Triggering partitions

The question of how to automate your pipelines largely depends on how your data arrives. At a high level, there are two main strategies: scheduled and event-driven execution.

Scheduled ETL

Scheduled ETL pipelines run at fixed intervals. This works well for data that arrives consistently. For example, if a file is uploaded every morning at 5:00 AM, you might schedule your ETL process to run at 5:15 AM (supplying a small buffer).

Scheduling is a simple and very common with ETL. It's easy to set up, reliable, and integrates cleanly with most orchestration tools. However, it lacks nuance. What if the file arrives late, say at 5:45 AM? Unless you’ve implemented proper alerting, your pipeline might fail silently. Even with alerts, you'd need to manually verify when file has actually arrived and trigger an ad-hoc run to process it.

Event-driven ETL

Event-driven pipelines are triggered by a change in state, such as the arrival of a new file itself. In this model, the timing of the file’s arrival doesn’t matter (5:00 AM, 5:45 AM, 8:00 AM...). The detecting a new file is what triggers the pipeline.
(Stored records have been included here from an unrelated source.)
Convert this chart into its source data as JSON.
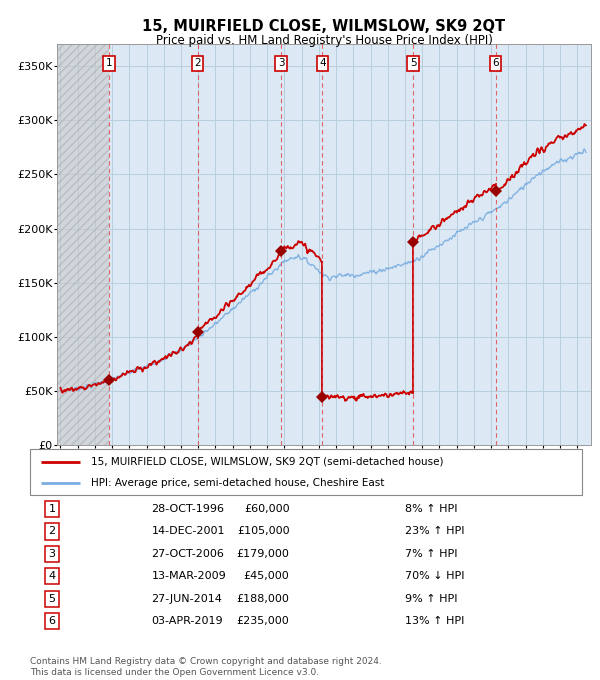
{
  "title": "15, MUIRFIELD CLOSE, WILMSLOW, SK9 2QT",
  "subtitle": "Price paid vs. HM Land Registry's House Price Index (HPI)",
  "ylim": [
    0,
    370000
  ],
  "yticks": [
    0,
    50000,
    100000,
    150000,
    200000,
    250000,
    300000,
    350000
  ],
  "ytick_labels": [
    "£0",
    "£50K",
    "£100K",
    "£150K",
    "£200K",
    "£250K",
    "£300K",
    "£350K"
  ],
  "sale_dates_x": [
    1996.83,
    2001.96,
    2006.82,
    2009.21,
    2014.49,
    2019.26
  ],
  "sale_prices_y": [
    60000,
    105000,
    179000,
    45000,
    188000,
    235000
  ],
  "sale_labels": [
    "1",
    "2",
    "3",
    "4",
    "5",
    "6"
  ],
  "sale_date_strings": [
    "28-OCT-1996",
    "14-DEC-2001",
    "27-OCT-2006",
    "13-MAR-2009",
    "27-JUN-2014",
    "03-APR-2019"
  ],
  "sale_price_strings": [
    "£60,000",
    "£105,000",
    "£179,000",
    "£45,000",
    "£188,000",
    "£235,000"
  ],
  "sale_hpi_strings": [
    "8% ↑ HPI",
    "23% ↑ HPI",
    "7% ↑ HPI",
    "70% ↓ HPI",
    "9% ↑ HPI",
    "13% ↑ HPI"
  ],
  "hpi_line_color": "#7aade0",
  "price_line_color": "#cc0000",
  "dot_color": "#990000",
  "dashed_line_color": "#dd4444",
  "bg_shaded_color": "#dce9f5",
  "grid_color": "#b8cfe0",
  "legend1_label": "15, MUIRFIELD CLOSE, WILMSLOW, SK9 2QT (semi-detached house)",
  "legend2_label": "HPI: Average price, semi-detached house, Cheshire East",
  "footer_line1": "Contains HM Land Registry data © Crown copyright and database right 2024.",
  "footer_line2": "This data is licensed under the Open Government Licence v3.0.",
  "xlim_start": 1993.8,
  "xlim_end": 2024.8
}
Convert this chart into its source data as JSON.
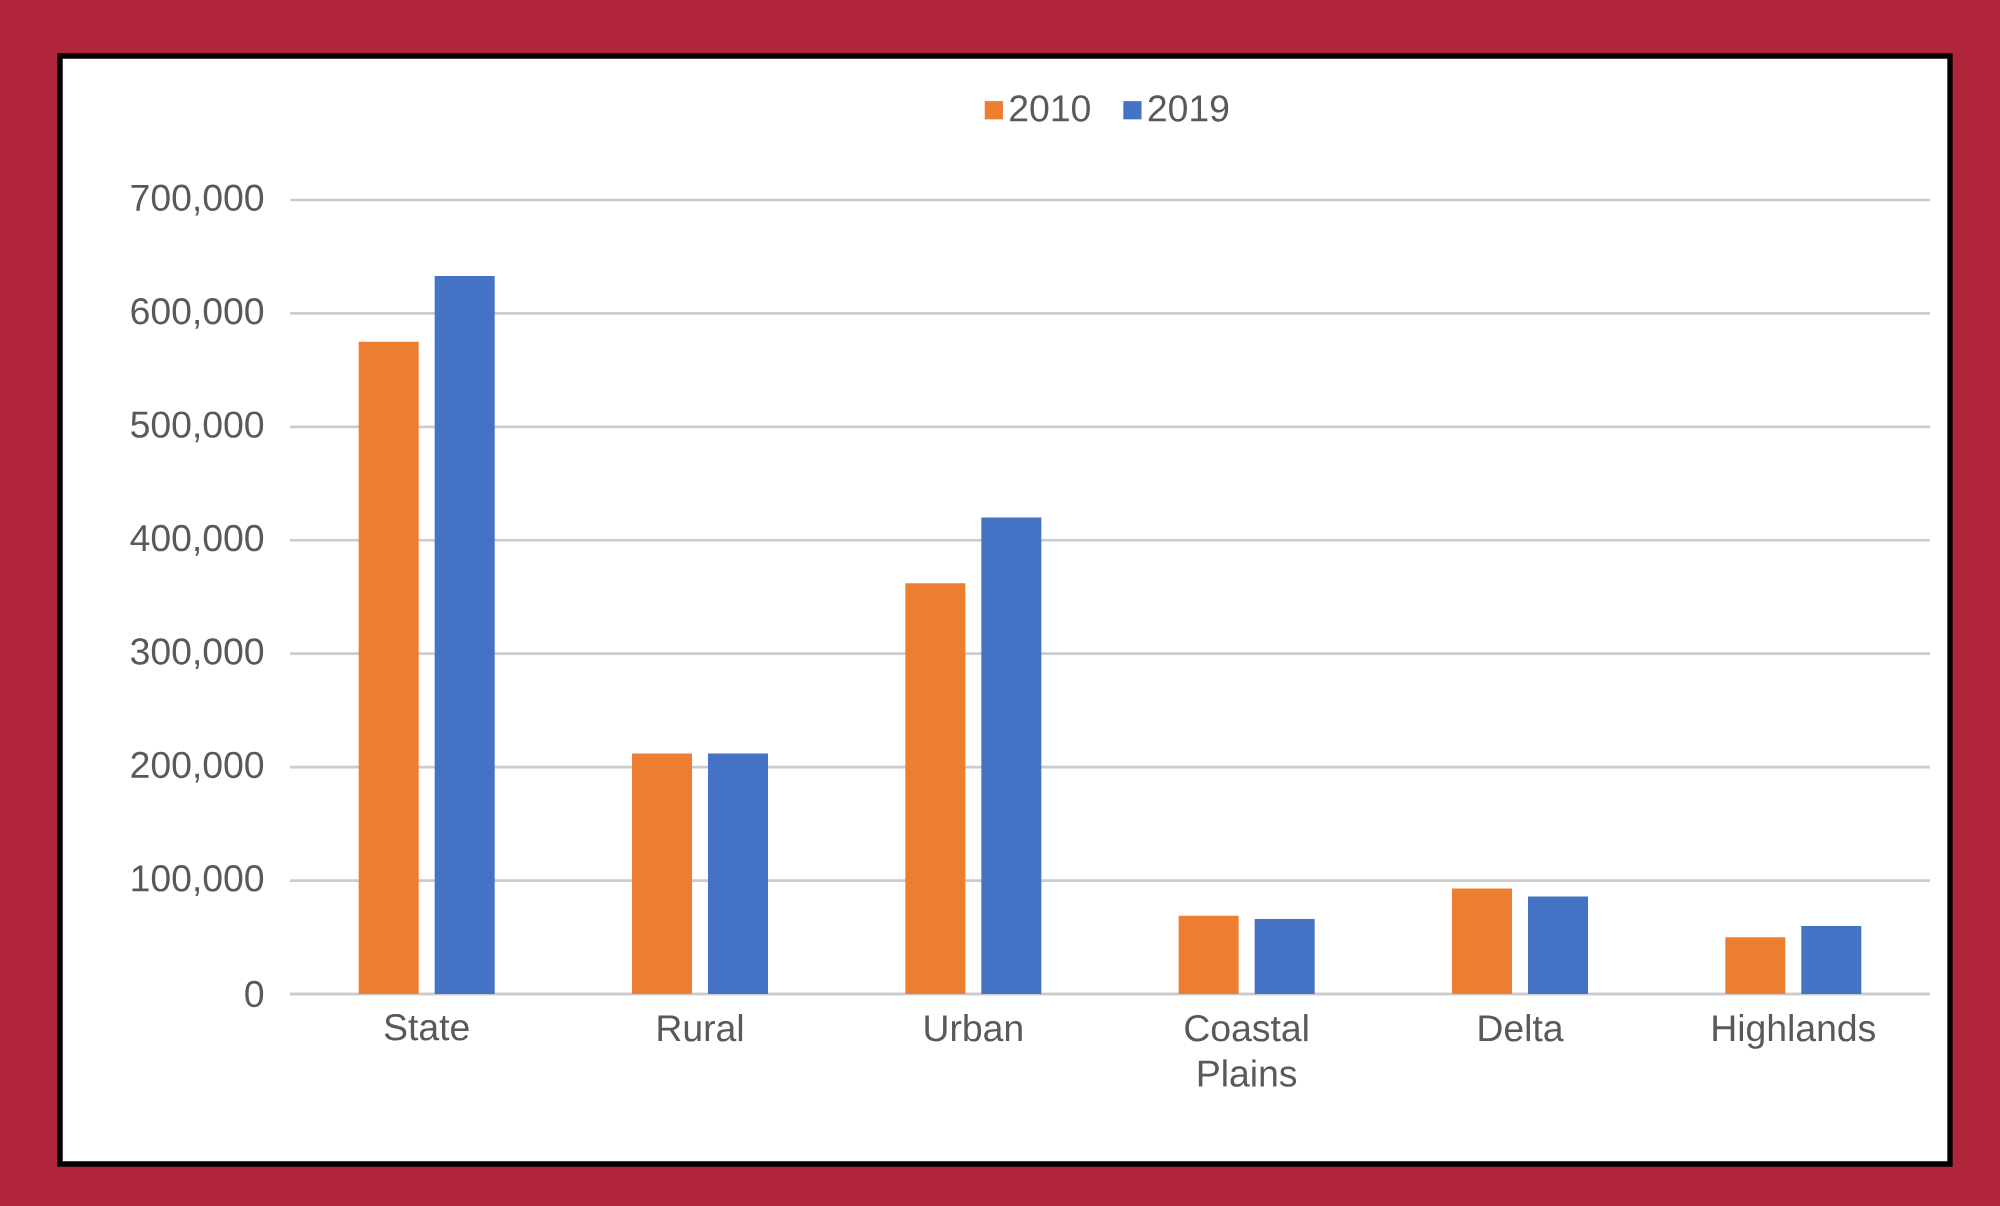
{
  "chart_data": {
    "type": "bar",
    "categories": [
      "State",
      "Rural",
      "Urban",
      "Coastal Plains",
      "Delta",
      "Highlands"
    ],
    "series": [
      {
        "name": "2010",
        "color": "#ed7d31",
        "values": [
          575000,
          212000,
          362000,
          69000,
          93000,
          50000
        ]
      },
      {
        "name": "2019",
        "color": "#4472c4",
        "values": [
          633000,
          212000,
          420000,
          66000,
          86000,
          60000
        ]
      }
    ],
    "ylim": [
      0,
      700000
    ],
    "yticks": [
      0,
      {
        "value": 100000,
        "label": "100,000"
      },
      {
        "value": 200000,
        "label": "200,000"
      },
      {
        "value": 300000,
        "label": "300,000"
      },
      {
        "value": 400000,
        "label": "400,000"
      },
      {
        "value": 500000,
        "label": "500,000"
      },
      {
        "value": 600000,
        "label": "600,000"
      },
      {
        "value": 700000,
        "label": "700,000"
      }
    ],
    "grid": "y",
    "legend": "top"
  }
}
This approach is more flexible and responsive, but it comes with additional complexity. You need a way to track state, so the system knows which files have already been processed and which ones are new. Without this, you risk duplicate processing or missed data.

Scheduling in Dagster

Our two partitioned pipelines can demonstrate the differences between these two strategies. The time-based partitioned assets fit a schedule while the dynamic partitioned assets will use a sensor (which is Dagster's way to handle event driven architectures).

Implementing schedules

For our scheduled pipeline, we’ll use the assets associated with the DailyPartitionsDefinition partition. As a reminder, this partition definition requires a specific date (e.g., "2018-01-22") for the asset to execute.
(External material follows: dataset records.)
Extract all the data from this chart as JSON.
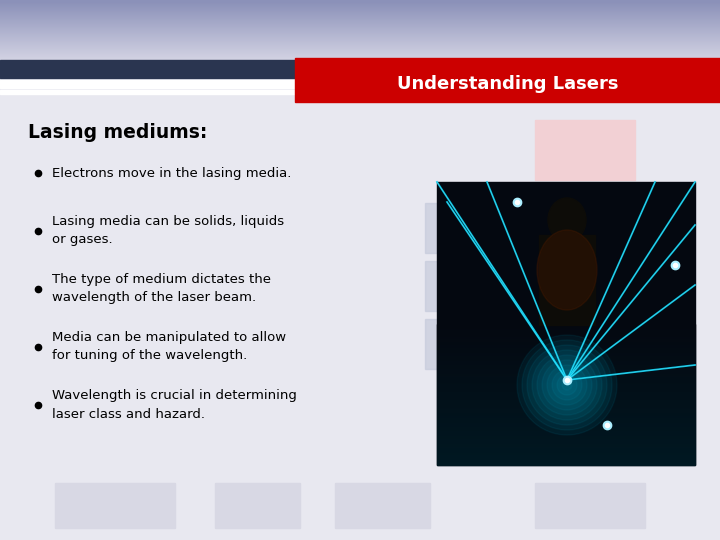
{
  "title": "Understanding Lasers",
  "heading": "Lasing mediums:",
  "bullets": [
    "Electrons move in the lasing media.",
    "Lasing media can be solids, liquids\nor gases.",
    "The type of medium dictates the\nwavelength of the laser beam.",
    "Media can be manipulated to allow\nfor tuning of the wavelength.",
    "Wavelength is crucial in determining\nlaser class and hazard."
  ],
  "bg_main": "#e8e8f0",
  "bg_top_light": "#c8ccdd",
  "bg_top_dark": "#2e3a58",
  "title_bar_color": "#cc0000",
  "title_text_color": "#ffffff",
  "heading_color": "#000000",
  "bullet_color": "#000000",
  "accent_pink": "#f2d0d4",
  "accent_blue": "#c8ccdd",
  "bottom_box_color": "#d8d8e4",
  "white": "#ffffff",
  "dark_navy": "#2a3550"
}
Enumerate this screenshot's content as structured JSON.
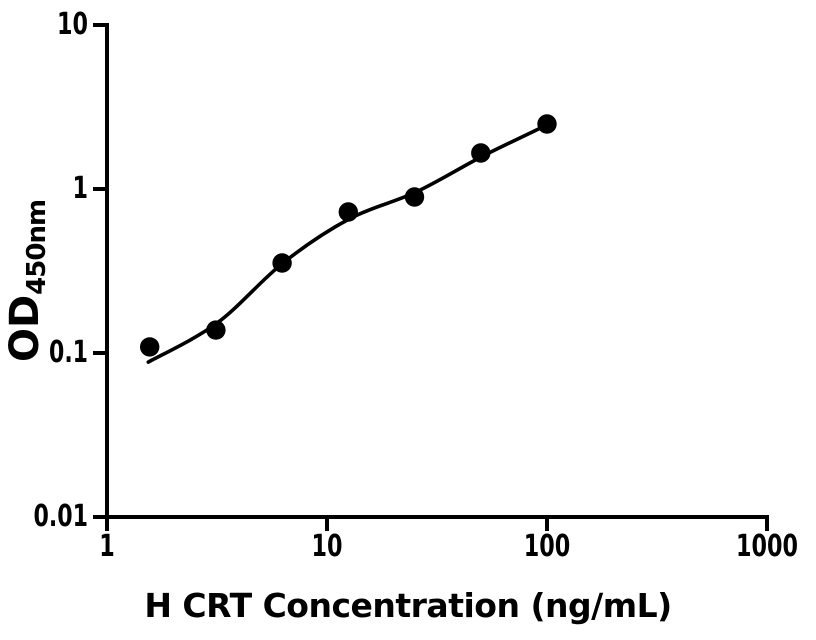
{
  "figure": {
    "background": "#ffffff",
    "foreground": "#000000"
  },
  "chart_data": {
    "type": "scatter",
    "title": "",
    "xlabel": "H CRT Concentration (ng/mL)",
    "ylabel_main": "OD",
    "ylabel_sub": "450nm",
    "x_scale": "log",
    "y_scale": "log",
    "xlim": [
      1,
      1000
    ],
    "ylim": [
      0.01,
      10
    ],
    "x_ticks": [
      1,
      10,
      100,
      1000
    ],
    "x_tick_labels": [
      "1",
      "10",
      "100",
      "1000"
    ],
    "y_ticks": [
      0.01,
      0.1,
      1,
      10
    ],
    "y_tick_labels": [
      "0.01",
      "0.1",
      "1",
      "10"
    ],
    "grid": false,
    "legend": null,
    "marker": "circle",
    "marker_color": "#000000",
    "line_color": "#000000",
    "series": [
      {
        "name": "standard-points",
        "type": "scatter",
        "x": [
          1.563,
          3.125,
          6.25,
          12.5,
          25,
          50,
          100
        ],
        "y": [
          0.109,
          0.138,
          0.354,
          0.724,
          0.894,
          1.658,
          2.49
        ]
      },
      {
        "name": "fit-curve",
        "type": "line",
        "x": [
          1.54,
          3.16,
          6.31,
          12.6,
          25.4,
          51.2,
          102
        ],
        "y": [
          0.088,
          0.152,
          0.354,
          0.656,
          0.959,
          1.589,
          2.49
        ]
      }
    ]
  }
}
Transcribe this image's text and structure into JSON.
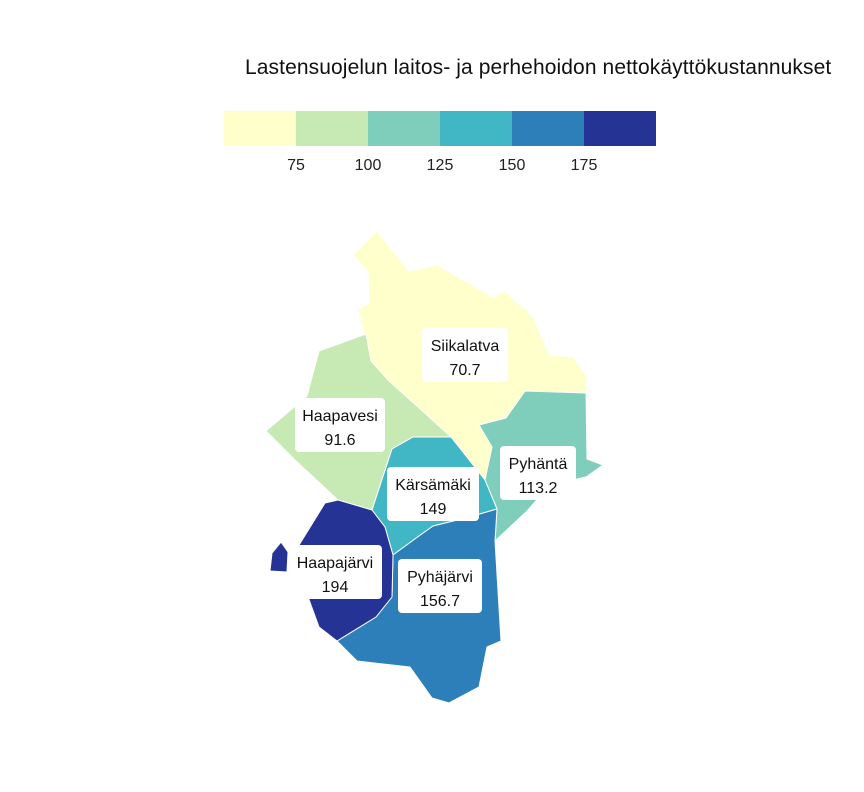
{
  "title": "Lastensuojelun laitos- ja perhehoidon nettokäyttökustannukset",
  "legend": {
    "colors": [
      "#ffffcc",
      "#c7e9b4",
      "#7fcdbb",
      "#41b6c4",
      "#2c7fb8",
      "#253494"
    ],
    "ticks": [
      "75",
      "100",
      "125",
      "150",
      "175"
    ]
  },
  "regions": [
    {
      "name": "Siikalatva",
      "value": "70.7",
      "color": "#ffffcc"
    },
    {
      "name": "Haapavesi",
      "value": "91.6",
      "color": "#c7e9b4"
    },
    {
      "name": "Pyhäntä",
      "value": "113.2",
      "color": "#7fcdbb"
    },
    {
      "name": "Kärsämäki",
      "value": "149",
      "color": "#41b6c4"
    },
    {
      "name": "Pyhäjärvi",
      "value": "156.7",
      "color": "#2c7fb8"
    },
    {
      "name": "Haapajärvi",
      "value": "194",
      "color": "#253494"
    }
  ]
}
Because we're using Dagster’s built-in DailyPartitionsDefinition class to generate a fixed pattern of daily partitions, Dagster can automatically create a corresponding schedule for us. All we need to do is provide the job we want to run and define the cadence at which it should run. Dagster will handle generating the appropriate partition key for each execution:

import dagster as dg

import dagster_and_etl.defs.jobs as jobs

asset_partitioned_schedule = dg.build_schedule_from_partitioned_job(
    jobs.import_partition_job,
    cron_schedule="0 6 * * *",
)

TODO Include screenshot

This makes it simple to set up reliable, automated ETL for any use case where data arrives on a regular schedule.

Implementing Event-driven

As mentioned earlier, event-driven pipelines are a bit more complex because they require maintaining state, specifically knowing which data has already been processed and which is new. The good news is that Dagster handles most of the complexity around state management through an abstraction called sensors.

Sensors in Dagster allow you to monitor external systems, like cloud storage, and trigger pipeline runs when new data is detected. They are particularly useful when working with dynamic partitions, where the set of valid partition keys is not always known.

Here’s an example of what a sensor might look like for a dynamically partitioned asset:

import json
import os
from pathlib import Path

import dagster as dg

import dagster_and_etl.defs.jobs as jobs


@dg.sensor(target=jobs.import_dynamic_partition_job)
def dynamic_sensor(context: dg.SensorEvaluationContext):
    file_path = Path(__file__).absolute().parent / "../data/source/"

    previous_state = json.loads(context.cursor) if context.cursor else {}
    current_state = {}
    runs_to_request = []

    for filename in os.listdir(file_path):
        if filename not in previous_state:
            last_modified = os.path.getmtime(file_path)
            current_state[filename] = last_modified

            runs_to_request.append(
                dg.RunRequest(
                    run_key=filename,
                )
            )

    return dg.SensorResult(
        run_requests=runs_to_request, cursor=json.dumps(current_state)
    )

The code above does the following:

  1. Defines a sensor using the dg.sensor decorator for our import_dynamic_partition_job job.
  2. Sets the current state from the context of the sensor. This determines the history of what the sensor has already processed.
  3. Iterates through the files in the data/sources directory and determines if there are any new files since the last time the sensor ran.
  4. Executes the import_dynamic_partition_job for any new files that have been added.

Now if we enable this sensor, it will trigger executions for all three files in the data/sources directory.

TODO Include screenshot

Event-driven pipelines like this can be more resilient and responsive, but they come with some important considerations.

First, you need access to the system where state is being checked. In our example, this isn’t an issue since we’re monitoring the local file system. But what if the files lived in a remote system where we don’t have full read access? That could limit our ability to detect changes reliably.

You also need to ensure that your sensor logic is efficient. For example, if you’re reading from an S3 bucket containing thousands of files, your sensor would need to query the entire bucket each time it runs. To mitigate this, it's often better to include logic that filters files by a specific prefix or folder path, reducing the scope of each scan.

Finally, consider what happens when a sensor is enabled for the first time. Because sensors typically detect anything that hasn’t already been processed, the initial run can trigger a large number of events — potentially attempting to process everything at once.